Although cleared of the felony charges when a judge ruled the videos found on his cellphone showed only innocent play by his children, Hoffner was reassigned to a job as assistant athletic director at Minnesota State University, Mankato, and later fired, a dismissal he is challenging.
Melodee Hoffner, a school counselor, said Saturday that her husband has filed for unemployment benefits and she has returned to school for a degree that would let her work as a school principal.
“We have to feed our family,” she said.
Todd Hoffner declined to talk Saturday, citing a pending arbitration hearing in his union grievance case, but in a TV interview that airs on ESPN Sunday, he said he was shocked by the filing of criminal charges last year.
“I just didn’t see the magnitude of arresting somebody for that.
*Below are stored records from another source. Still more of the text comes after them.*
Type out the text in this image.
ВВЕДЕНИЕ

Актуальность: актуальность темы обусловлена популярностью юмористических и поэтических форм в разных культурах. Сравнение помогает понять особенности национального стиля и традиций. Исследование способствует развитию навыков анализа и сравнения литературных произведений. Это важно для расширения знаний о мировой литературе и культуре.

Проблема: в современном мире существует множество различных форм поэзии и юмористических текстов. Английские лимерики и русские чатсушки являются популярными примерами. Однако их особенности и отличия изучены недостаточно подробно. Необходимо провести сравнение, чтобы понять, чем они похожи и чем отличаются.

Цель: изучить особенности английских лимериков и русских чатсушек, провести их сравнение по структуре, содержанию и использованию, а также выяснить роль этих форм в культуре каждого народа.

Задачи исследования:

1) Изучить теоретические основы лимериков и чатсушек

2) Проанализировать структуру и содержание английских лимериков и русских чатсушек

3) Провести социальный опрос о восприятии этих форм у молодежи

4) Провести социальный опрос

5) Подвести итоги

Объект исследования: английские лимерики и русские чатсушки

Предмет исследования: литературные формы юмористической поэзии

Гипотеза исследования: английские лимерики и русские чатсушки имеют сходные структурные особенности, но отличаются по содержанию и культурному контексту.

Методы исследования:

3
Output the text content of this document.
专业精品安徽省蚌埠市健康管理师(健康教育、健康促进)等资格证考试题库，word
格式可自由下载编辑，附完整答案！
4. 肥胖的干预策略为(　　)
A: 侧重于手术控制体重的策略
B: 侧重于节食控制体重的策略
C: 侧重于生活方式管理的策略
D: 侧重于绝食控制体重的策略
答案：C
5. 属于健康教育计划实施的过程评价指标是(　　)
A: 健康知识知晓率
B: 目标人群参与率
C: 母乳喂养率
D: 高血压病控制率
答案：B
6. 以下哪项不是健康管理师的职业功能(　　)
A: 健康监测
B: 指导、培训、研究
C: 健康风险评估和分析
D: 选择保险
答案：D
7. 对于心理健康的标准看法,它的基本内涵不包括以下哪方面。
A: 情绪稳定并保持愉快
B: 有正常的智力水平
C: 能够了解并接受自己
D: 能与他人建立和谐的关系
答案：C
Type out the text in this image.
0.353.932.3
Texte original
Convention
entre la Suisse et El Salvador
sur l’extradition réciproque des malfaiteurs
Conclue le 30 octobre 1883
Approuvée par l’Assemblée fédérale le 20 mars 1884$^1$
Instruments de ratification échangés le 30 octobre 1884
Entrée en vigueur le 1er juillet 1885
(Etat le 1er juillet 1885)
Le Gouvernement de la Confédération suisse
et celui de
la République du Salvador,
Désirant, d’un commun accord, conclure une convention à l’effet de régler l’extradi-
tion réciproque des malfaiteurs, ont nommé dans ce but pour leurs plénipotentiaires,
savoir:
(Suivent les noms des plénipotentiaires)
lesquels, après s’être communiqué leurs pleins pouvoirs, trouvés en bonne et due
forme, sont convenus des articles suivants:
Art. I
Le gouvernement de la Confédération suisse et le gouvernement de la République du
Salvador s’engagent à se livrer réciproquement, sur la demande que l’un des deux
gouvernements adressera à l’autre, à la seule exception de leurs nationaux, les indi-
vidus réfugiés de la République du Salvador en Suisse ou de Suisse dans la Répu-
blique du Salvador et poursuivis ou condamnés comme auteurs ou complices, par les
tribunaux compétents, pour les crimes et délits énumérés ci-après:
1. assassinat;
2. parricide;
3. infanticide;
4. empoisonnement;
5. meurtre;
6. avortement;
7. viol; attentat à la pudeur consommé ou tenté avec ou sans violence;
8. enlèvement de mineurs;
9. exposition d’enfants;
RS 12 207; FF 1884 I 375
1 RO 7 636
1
I just couldn’t see it.” Hoffner told ESPN, during a five-hour interview in their home last month. The interview was conducted before he was fired.
Melodee Hoffner said Saturday that the couple were doing their first interviews because they wanted to share the “nightmare” they’ve gone through and prevent it from happening to other families.
“When you arrest somebody and you have not done any investigation or very little, and you’re ignoring the evidence before you, I think we need to really look at that issue and the abuse of power that can occur,” she said while visiting family in Wisconsin. “The lack of accountability by our police and our district county attorney … their job is to protect the public, not destroy families.”
Todd Hoffner, 46, had been the head football coach at the Mankato school since 2008. He was arrested after staff found cellphone videos he took of his children, ages 5 to 9 at the time, dancing and performing skits after a bath in the family’s tub.
Melodee Hoffner said the handling of her husband’s case may have been affected by the Penn State child sex abuse scandal. Talking now, she said, is a chance to “help people think about things differently.”
The interview will air at 8 a.m. and also be in the May 31 issue of ESPN The Magazine.